- Compare the artistic advances seen in the works of Robern Campin, Jan van Eyck, and Rogier van der Weyden
- The three most prominent painters during this period, Jan van Eyck, Robert Campin, and Rogier van der Weyden, were known for making significant advances in illusionism, or the realistic and precise representation of people, space, and objects.
- The preferred subject matter of the Flemish School was typically religious in nature, and the majority of the work was presented as panels, usually in the form of diptychs or polyptychs.
- While the Italian Renaissance was based on rediscoveries of classical Greece and Rome, the Flemish school drew influence from the region’s Gothic past.
- Van Eyck is known for signing and dating his work “ALS IK KAN” (“AS I CAN”).
- Robert Campin has been identified with the signature “Master of Flemalle.”
- Because the Flemish masters used a workshop system, they were able to mass produce high-end panels for sale and export throughout Europe.
The Flemish School
The Flemish School, which has also been called the Northern Renaissance, the Flemish Primitive School, and Early Netherlandish, refers to artists who were active in Flanders during the 15th and 16th centuries, especially in the cities of Bruges and Ghent. The three most prominent painters during this period—Jan van Eyck, Robert Campin, and Rogier van der Weyden—were known for making significant advances in illusionism, or the realistic and precise representation of people, space, and objects. The preferred subject matter of the Flemish School was typically religious in nature, but small portraits were common as well. The majority of this work was presented as either panels, single altarpieces, or more complex altarpieces, which were usually in the form of diptychs or polyptychs.
During the 15th and 16th centuries, the Low Countries became a political and artistic center focused around the cities of Bruges and Ghent. Because Flemish masters employed a workshop system, wherein craftsmen helped to complete their art, they were able to mass produce high-end panels for sale throughout Europe. The Flemish School emerged almost concurrently with the Italian Renaissance. However, while the Italian Renaissance was based on the rediscoveries of classical Greek and Roman culture, the Flemish school drew influence from the area’s Gothic past. These artists also experimented with oil paint earlier than their Italian Renaissance peers.

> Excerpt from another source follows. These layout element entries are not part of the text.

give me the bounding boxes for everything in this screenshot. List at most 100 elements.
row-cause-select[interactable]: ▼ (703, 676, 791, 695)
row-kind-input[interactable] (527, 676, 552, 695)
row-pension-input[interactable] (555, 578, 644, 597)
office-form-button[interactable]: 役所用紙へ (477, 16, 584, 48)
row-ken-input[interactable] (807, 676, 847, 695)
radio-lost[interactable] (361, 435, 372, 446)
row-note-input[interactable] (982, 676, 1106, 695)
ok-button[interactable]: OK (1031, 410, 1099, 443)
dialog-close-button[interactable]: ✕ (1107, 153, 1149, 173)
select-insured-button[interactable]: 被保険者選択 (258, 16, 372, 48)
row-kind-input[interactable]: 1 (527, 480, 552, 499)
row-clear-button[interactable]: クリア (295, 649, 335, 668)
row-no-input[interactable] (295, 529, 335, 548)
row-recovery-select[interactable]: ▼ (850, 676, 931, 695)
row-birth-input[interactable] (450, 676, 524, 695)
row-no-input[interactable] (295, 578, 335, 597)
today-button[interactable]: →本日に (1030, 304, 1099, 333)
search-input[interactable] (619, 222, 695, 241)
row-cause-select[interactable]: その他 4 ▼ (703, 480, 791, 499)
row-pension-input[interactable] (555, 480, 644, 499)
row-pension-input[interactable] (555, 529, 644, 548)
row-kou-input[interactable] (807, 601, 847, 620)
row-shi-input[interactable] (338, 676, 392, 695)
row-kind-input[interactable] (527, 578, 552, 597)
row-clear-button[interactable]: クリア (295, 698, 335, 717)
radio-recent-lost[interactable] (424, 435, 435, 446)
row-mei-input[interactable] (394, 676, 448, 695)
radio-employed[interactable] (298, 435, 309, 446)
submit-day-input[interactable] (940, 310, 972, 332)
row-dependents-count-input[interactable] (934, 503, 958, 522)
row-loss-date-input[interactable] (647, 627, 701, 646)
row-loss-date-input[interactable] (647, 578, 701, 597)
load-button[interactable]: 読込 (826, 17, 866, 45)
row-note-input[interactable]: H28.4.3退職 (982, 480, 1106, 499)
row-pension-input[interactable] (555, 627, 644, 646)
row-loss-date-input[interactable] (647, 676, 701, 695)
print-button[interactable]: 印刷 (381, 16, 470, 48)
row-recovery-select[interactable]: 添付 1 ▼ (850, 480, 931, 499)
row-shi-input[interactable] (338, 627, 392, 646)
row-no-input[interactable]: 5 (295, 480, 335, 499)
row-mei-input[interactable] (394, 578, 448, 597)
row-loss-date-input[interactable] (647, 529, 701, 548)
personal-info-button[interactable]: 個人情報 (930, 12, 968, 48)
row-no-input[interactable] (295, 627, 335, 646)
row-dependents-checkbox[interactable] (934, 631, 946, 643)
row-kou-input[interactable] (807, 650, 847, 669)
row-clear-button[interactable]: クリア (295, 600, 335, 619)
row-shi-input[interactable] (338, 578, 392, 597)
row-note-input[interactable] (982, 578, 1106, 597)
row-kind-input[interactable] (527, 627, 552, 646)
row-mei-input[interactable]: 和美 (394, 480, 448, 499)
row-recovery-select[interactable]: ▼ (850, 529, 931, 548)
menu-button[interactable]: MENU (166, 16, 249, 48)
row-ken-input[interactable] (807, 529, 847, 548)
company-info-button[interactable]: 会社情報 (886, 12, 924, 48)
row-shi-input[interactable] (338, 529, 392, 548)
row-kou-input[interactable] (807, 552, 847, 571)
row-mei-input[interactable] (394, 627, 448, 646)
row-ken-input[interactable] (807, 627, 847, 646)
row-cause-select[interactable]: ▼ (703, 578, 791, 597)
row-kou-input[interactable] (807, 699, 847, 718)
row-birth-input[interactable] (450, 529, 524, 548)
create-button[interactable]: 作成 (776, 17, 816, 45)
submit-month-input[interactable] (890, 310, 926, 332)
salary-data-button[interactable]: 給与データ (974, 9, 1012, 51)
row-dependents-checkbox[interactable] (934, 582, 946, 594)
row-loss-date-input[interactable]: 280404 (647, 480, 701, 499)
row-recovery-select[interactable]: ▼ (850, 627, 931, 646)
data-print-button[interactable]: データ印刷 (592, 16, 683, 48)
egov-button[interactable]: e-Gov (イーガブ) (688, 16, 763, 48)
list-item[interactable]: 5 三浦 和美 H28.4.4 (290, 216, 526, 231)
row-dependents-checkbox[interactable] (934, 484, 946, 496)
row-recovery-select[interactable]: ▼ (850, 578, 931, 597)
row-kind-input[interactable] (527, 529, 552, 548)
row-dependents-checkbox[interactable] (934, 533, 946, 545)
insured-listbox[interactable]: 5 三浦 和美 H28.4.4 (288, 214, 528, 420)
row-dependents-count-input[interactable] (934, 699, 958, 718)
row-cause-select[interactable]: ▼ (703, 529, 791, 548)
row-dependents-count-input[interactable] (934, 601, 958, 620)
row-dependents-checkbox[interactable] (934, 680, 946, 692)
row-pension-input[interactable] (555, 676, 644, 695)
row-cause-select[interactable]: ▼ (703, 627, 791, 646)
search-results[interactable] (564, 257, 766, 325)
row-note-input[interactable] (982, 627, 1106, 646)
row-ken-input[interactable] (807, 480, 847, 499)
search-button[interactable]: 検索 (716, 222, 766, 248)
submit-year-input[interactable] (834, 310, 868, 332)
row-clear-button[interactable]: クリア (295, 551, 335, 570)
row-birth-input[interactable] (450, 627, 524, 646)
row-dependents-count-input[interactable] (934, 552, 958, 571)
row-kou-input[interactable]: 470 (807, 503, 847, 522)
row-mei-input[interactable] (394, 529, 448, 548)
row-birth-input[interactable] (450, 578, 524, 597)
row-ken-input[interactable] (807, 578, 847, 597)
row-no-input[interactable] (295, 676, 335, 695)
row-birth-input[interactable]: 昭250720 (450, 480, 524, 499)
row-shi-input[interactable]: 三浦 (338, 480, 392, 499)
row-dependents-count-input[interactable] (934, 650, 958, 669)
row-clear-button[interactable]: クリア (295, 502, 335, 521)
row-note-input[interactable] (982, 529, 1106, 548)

Robert Campin, considered the first master of the Flemish School, has been identified with the signature “Master of Flemalle,” which appears on numerous works of art. Campin is known for producing highly realistic works, for making great use of perspective and shading, and for being one of the first artists to work with oil paint instead of tempera. One of his best known works, the Merode Altarpiece, is a triptych that depicts an Annunciation Scene. The Archangel Gabriel approaches Mary as she is reading in a room that is recognized as a typical middle class Flanders home. The work is highly realistic, and the objects throughout the painting conveyed recognizable, religious meaning to viewers at the time.
Jan Van Eyck
Jan van Eyck, a contemporary of Campin, is widely considered to be one of the most significant Northern European painters of the 15th century. He is known for signing and dating his work “ALS IK KAN” (“AS I CAN”). Signatures were not particularly customary during this time, but helped to secure his lasting reputation. Active in Bruges, and very popular within his own lifetime, van Eyck’s work was highly innovative and technical. It exhibited a masterful manipulation of oil paint and a high degree of realism. While van Eyck completed many famous paintings, perhaps his most famous is the Ghent Altarpiece, a commissioned polyptych from around 1432.
Rogier van der Weyden
Rogier van der Weyden is the last of the three most renowned Early Flemish painters. An apprentice under Robert Campin, van der Weyden exhibited many stylistic similarities, including the use of realism. Highly successful in his lifetime, his surviving works are mainly religious triptychs, altarpieces, and commissioned portraits. By the end of the 15th century, van der Weyden surpassed even van Eyck in popularity. Van der Weyden’s most well-known painting is The Descent From the Cross, circa 1435.